En ce qui concerne le cadre institutionnel, les députés soulignent qu'il convient d'ouvrir un débat institutionnel en vue de renforcer et de clarifier tant le modèle institutionnel européen dans le secteur des communications électroniques que le cadre normatif qui s'y rapporte, et de rechercher les meilleures solutions pour atteindre cet objectif. Ils demandent à la Commission de jouer un rôle central en tant que gardienne de la norme communautaire, alors que le groupe des régulateurs européens (GRE) continue d'agir en tant qu'organe consultatif et d'appui. Pour éviter les chevauchements, un accord doit être atteint sur une fusion progressive du GRE et du groupe des régulateurs indépendants (GRI).
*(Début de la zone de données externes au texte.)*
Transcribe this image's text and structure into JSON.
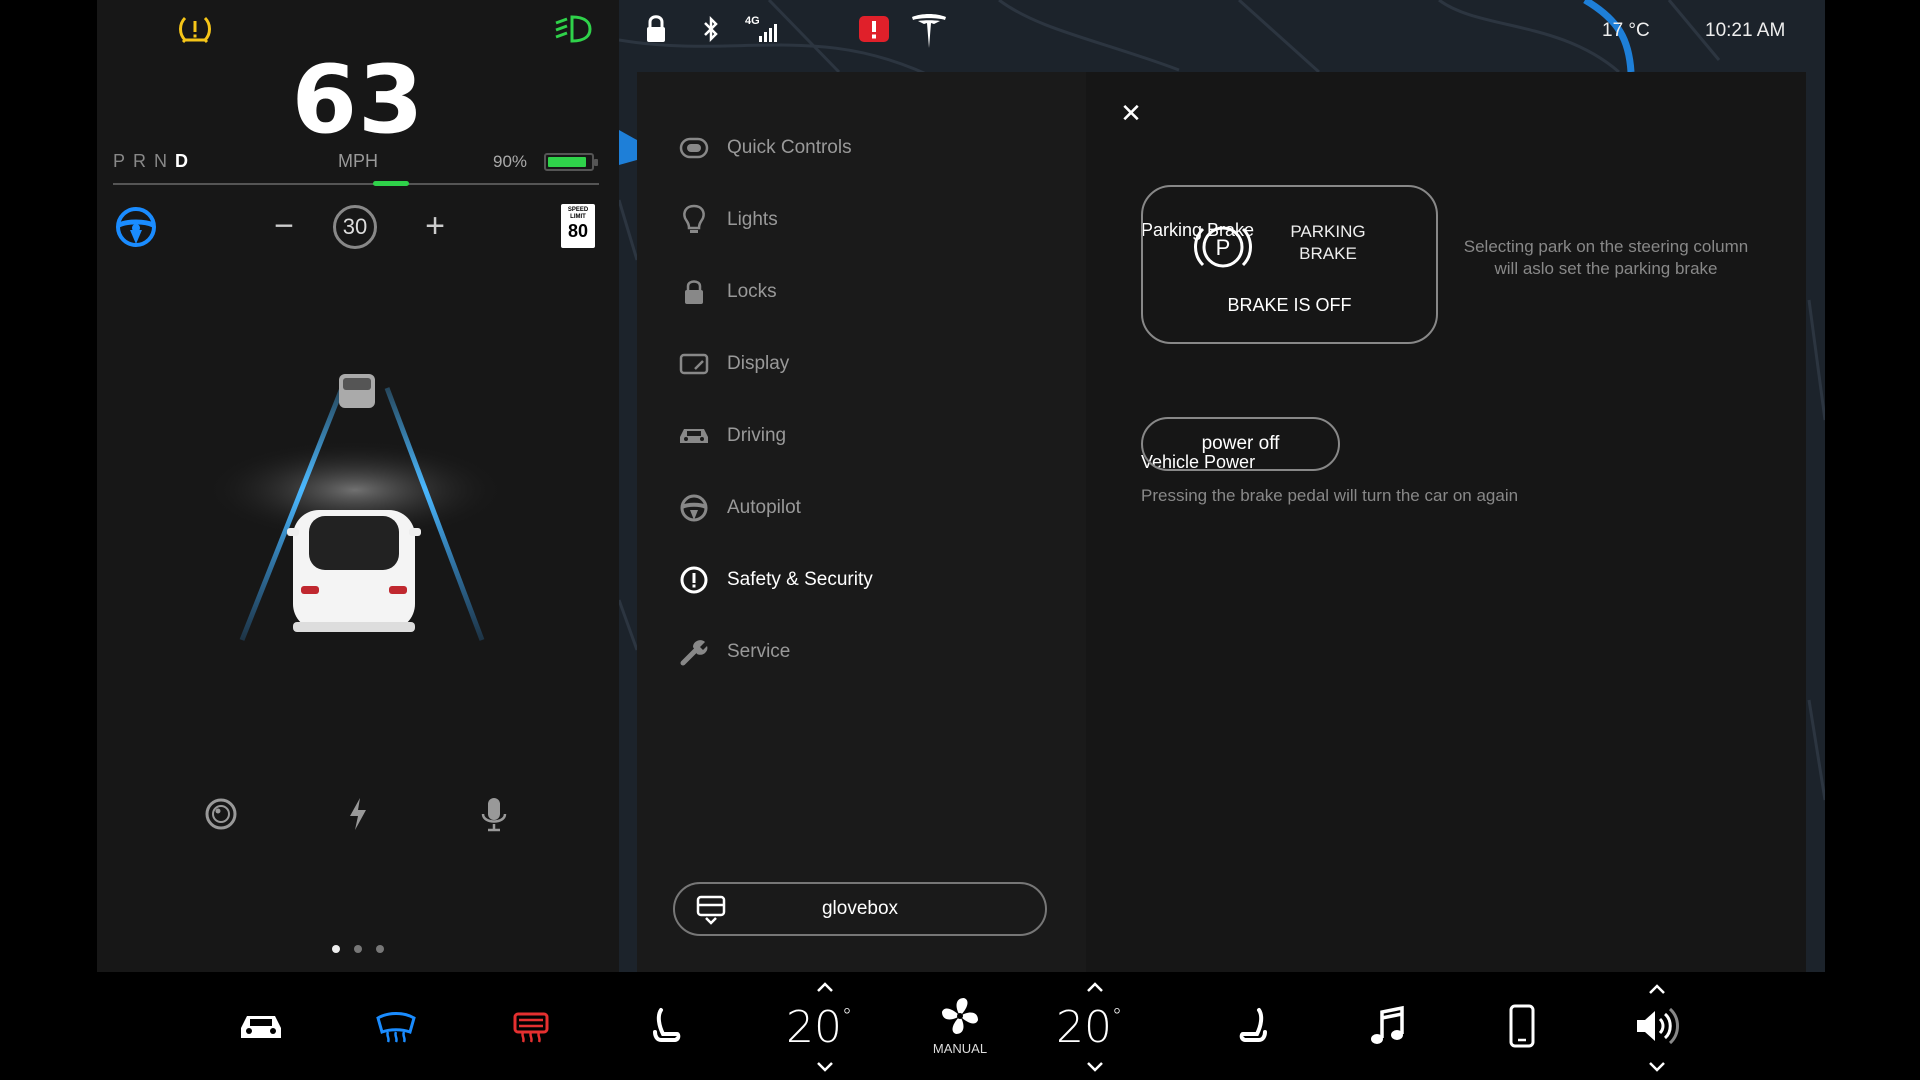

En vue d’associer suffisamment à temps le Parlement aux activités de contrôle, la commission demande à la Commission européenne de présenter au Parlement, le plus tôt possible, les rapports pertinents.
Les députés déplorent que certains États membres n'ont pas encore entièrement transposé le cadre réglementaire ou ne l'ont pas appliqué correctement. Ils demandent aux États membres, tout en préservant l'intérêt public, de respecter les principes de transparence et de proportionnalité et de justifier le montant des droits administratifs à charge des opérateurs pour l'autorisation des services. Ils soulignent également l'importance de procédures ouvertes, transparentes et non discriminatoires dans l'attribution des fréquences et l'octroi de licences.
Le rapport demande que le consommateur soit pleinement et clairement informé des services offerts, des prix de ceux-ci. La Commission et les États membres sont notamment priés d'analyser les modifications structurelles nécessaires afin d'assurer un coût adéquat et transparent pour l'itinérance internationale. Les prestataires de service sont quant à eux priés de réduire les charges de l'itinérance. Le rapport ajoute que la Commission doit développer de nouvelles initiatives afin de réduire les coûts élevés de la téléphonie mobile interfrontières, «de sorte que soit réalisé sous peu un véritable marché intérieur pour les consommateurs, avec un coût raisonnable pour l'itinérance internationale en téléphonie mobile».
De nouveaux progrès sont nécessaires dans le domaine de la portabilité du numéro tant pour la téléphonie fixe que pour la téléphonie mobile, et dans le domaine des tarifs d'arrêt des appels sur les réseaux. Il convient de fixer les tarifs de transfert des numéros à un niveau peu élevé, voire d'appliquer un tarif zéro, et de raccourcir les délais requis pour effectuer le transfert des numéros dans certains États membres.
Pour terminer, le rapport insiste sur l'importance de la protection des données en relation avec le nombre croissant de demandes de conservation des données, et connaît que la mise en place d'obligations en matière de conservation des données porterait préjudice aux libertés civiles et occasionnerait des coûts non négligeables pour les opérateurs. Il conclut que l'introduction de tout règlement relatif à la conservation des données doit être adoptée en codécision avec le Parlement européen.